“The presidency is a serious job that requires sound judgment and good ideas,” the former president said, assuring the crowd that he was appearing here for two reasons.
“One, because I care deeply about Jeb,” he said, “and two, because I care deeply about our country.”
The event, at an arena just north of Charleston, was the largest since Jeb Bush announced his presidential bid with over 3,000 attendees. The former president made a forceful case for his brother, whose candidacy has yet to catch fire, offering, at times, a deeply personal assessment of his sibling’s qualifications for the White House.
“Jeb is a man of humble, deep and genuine faith,” the former president said. “Faith that reveals itself through good works, not loud words.”
The former president wooed the crowd with his unique brand of charm and self-deprecation.
"I've written two books, which has surprised a lot of people, particularly up east who didn't think I could read, much less write," he said. "I've been one to defy expectations. I've been misunderestimated most of my life."
On the campaign trail, Jeb Bush has been seeking to differentiate himself from the leading candidates, particularly billionaire businessman Donald Trump. His brother seemed to pick up that mantle today.
“This is a serious election for a serious job,” George W. Bush said.
And though he never mentioned Trump by name name, the message was clear.
"Strength is not empty rhetoric. It is not bluster. It is not theatrics,” Bush said, adding, "There seems to be a lot of name calling going on, but I want to remind you what our good dad told me one time. Labels are for soup cans."
He even invoked the Sept. 11: A not-so-subtle rebuttal to Trump’s criticism of his actions in the wake of the attacks.
In his remarks today, Jeb, who the former President introduced as his "little, big brother," was more direct, recalling Trump’s attacks on him and his family at Saturday night’s Republican presidential debate.
“I thought it was a little strange that a front-running candidate would attack the President of the United States who did keep us safe while he was building a reality TV show,” Jeb Bush said. (At the debate, Trump pointed out that "the World Trade Center came down during your brother's reign.")
The former president also recalled his own past campaigns in the Palmetto State, including a humorous moment when a protester unloaded a pile of manure outside an iconic South Carolina restaurant -- Tommy’s Country Ham House in Greenville -- where he was eating breakfast.
“Even a steaming pile of manure can't ruin their good bacon,” he said.
Until tonight, the former president had been supporting his brother mostly behind closed doors, including an appearance at a major donor summit in Houston last October.
"Since we left the White House I've been kind of quiet in the public square," he acknowledged with his wife, Former First Lady Laura Bush, nearby. "Eight years in the limelight was plenty."
But the two-term former president's message to voters here, who will go to the polls for the GOP primary in less than a week, was unmistakable.

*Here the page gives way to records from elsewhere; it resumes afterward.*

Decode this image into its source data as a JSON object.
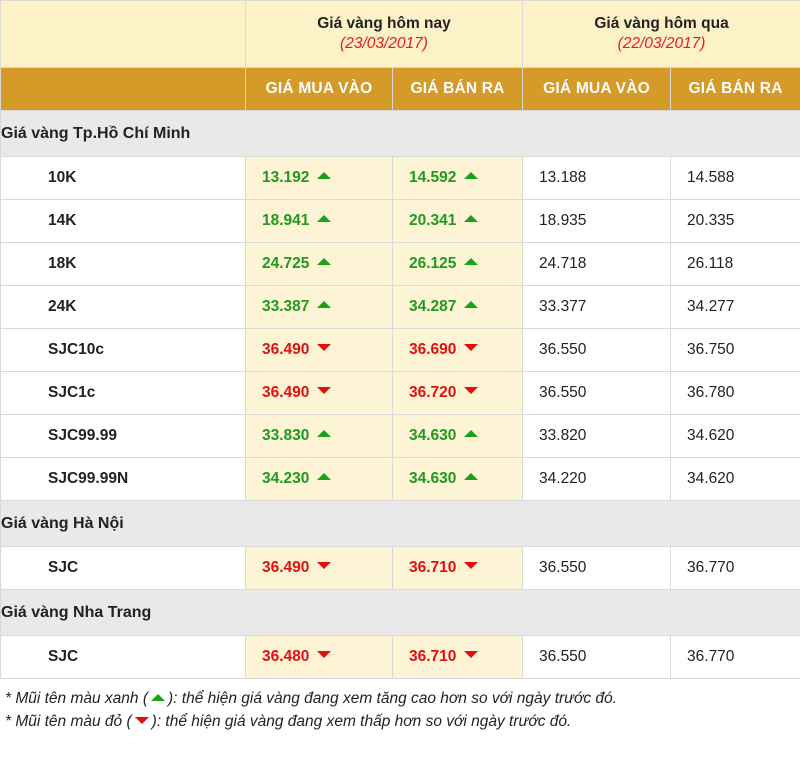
{
  "header": {
    "today": {
      "title": "Giá vàng hôm nay",
      "date": "(23/03/2017)"
    },
    "yesterday": {
      "title": "Giá vàng hôm qua",
      "date": "(22/03/2017)"
    }
  },
  "columns": {
    "today_buy": "GIÁ MUA VÀO",
    "today_sell": "GIÁ BÁN RA",
    "prev_buy": "GIÁ MUA VÀO",
    "prev_sell": "GIÁ BÁN RA"
  },
  "groups": [
    {
      "name": "Giá vàng Tp.Hồ Chí Minh",
      "rows": [
        {
          "name": "10K",
          "today_buy": "13.192",
          "buy_trend": "up",
          "today_sell": "14.592",
          "sell_trend": "up",
          "prev_buy": "13.188",
          "prev_sell": "14.588"
        },
        {
          "name": "14K",
          "today_buy": "18.941",
          "buy_trend": "up",
          "today_sell": "20.341",
          "sell_trend": "up",
          "prev_buy": "18.935",
          "prev_sell": "20.335"
        },
        {
          "name": "18K",
          "today_buy": "24.725",
          "buy_trend": "up",
          "today_sell": "26.125",
          "sell_trend": "up",
          "prev_buy": "24.718",
          "prev_sell": "26.118"
        },
        {
          "name": "24K",
          "today_buy": "33.387",
          "buy_trend": "up",
          "today_sell": "34.287",
          "sell_trend": "up",
          "prev_buy": "33.377",
          "prev_sell": "34.277"
        },
        {
          "name": "SJC10c",
          "today_buy": "36.490",
          "buy_trend": "down",
          "today_sell": "36.690",
          "sell_trend": "down",
          "prev_buy": "36.550",
          "prev_sell": "36.750"
        },
        {
          "name": "SJC1c",
          "today_buy": "36.490",
          "buy_trend": "down",
          "today_sell": "36.720",
          "sell_trend": "down",
          "prev_buy": "36.550",
          "prev_sell": "36.780"
        },
        {
          "name": "SJC99.99",
          "today_buy": "33.830",
          "buy_trend": "up",
          "today_sell": "34.630",
          "sell_trend": "up",
          "prev_buy": "33.820",
          "prev_sell": "34.620"
        },
        {
          "name": "SJC99.99N",
          "today_buy": "34.230",
          "buy_trend": "up",
          "today_sell": "34.630",
          "sell_trend": "up",
          "prev_buy": "34.220",
          "prev_sell": "34.620"
        }
      ]
    },
    {
      "name": "Giá vàng Hà Nội",
      "rows": [
        {
          "name": "SJC",
          "today_buy": "36.490",
          "buy_trend": "down",
          "today_sell": "36.710",
          "sell_trend": "down",
          "prev_buy": "36.550",
          "prev_sell": "36.770"
        }
      ]
    },
    {
      "name": "Giá vàng Nha Trang",
      "rows": [
        {
          "name": "SJC",
          "today_buy": "36.480",
          "buy_trend": "down",
          "today_sell": "36.710",
          "sell_trend": "down",
          "prev_buy": "36.550",
          "prev_sell": "36.770"
        }
      ]
    }
  ],
  "notes": {
    "green_prefix": "* Mũi tên màu xanh (",
    "green_suffix": "): thể hiện giá vàng đang xem tăng cao hơn so với ngày trước đó.",
    "red_prefix": "* Mũi tên màu đỏ (",
    "red_suffix": "): thể hiện giá vàng đang xem thấp hơn so với ngày trước đó."
  },
  "colors": {
    "header_gold": "#d59a28",
    "today_bg": "#fdf4d5",
    "up": "#1aa21a",
    "down": "#e01010"
  }
}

"In my experience, the strongest person usually isn't the loudest one in the room," he said. "I've seen in my brother a quiet conviction and a core of conscience that cannot be shaken. And my hope is that the people of South Carolina will see this as well."

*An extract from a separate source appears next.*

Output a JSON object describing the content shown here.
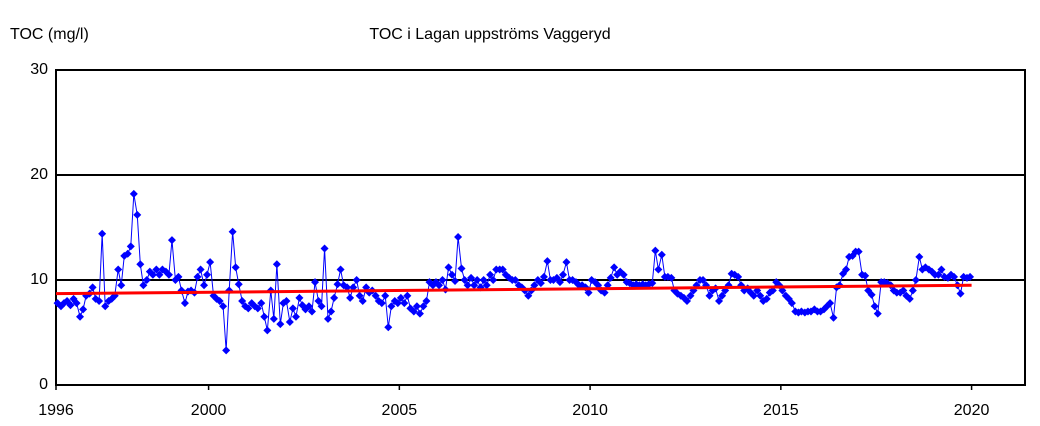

For some voters, the former president's support matters.
Tom Wickel, a Navy veteran who lives in Charleston, said that he wasn’t thinking of voting for Bush before today and that the president’s comments swayed him.
"Him being here showing support means a lot," Wickel said, "he didn’t have to."
And he discounted the notion that a third Bush would be problematic.
"His brother was a wartime president, if [Jeb] has a question, he can always call his big brother,” he laughed.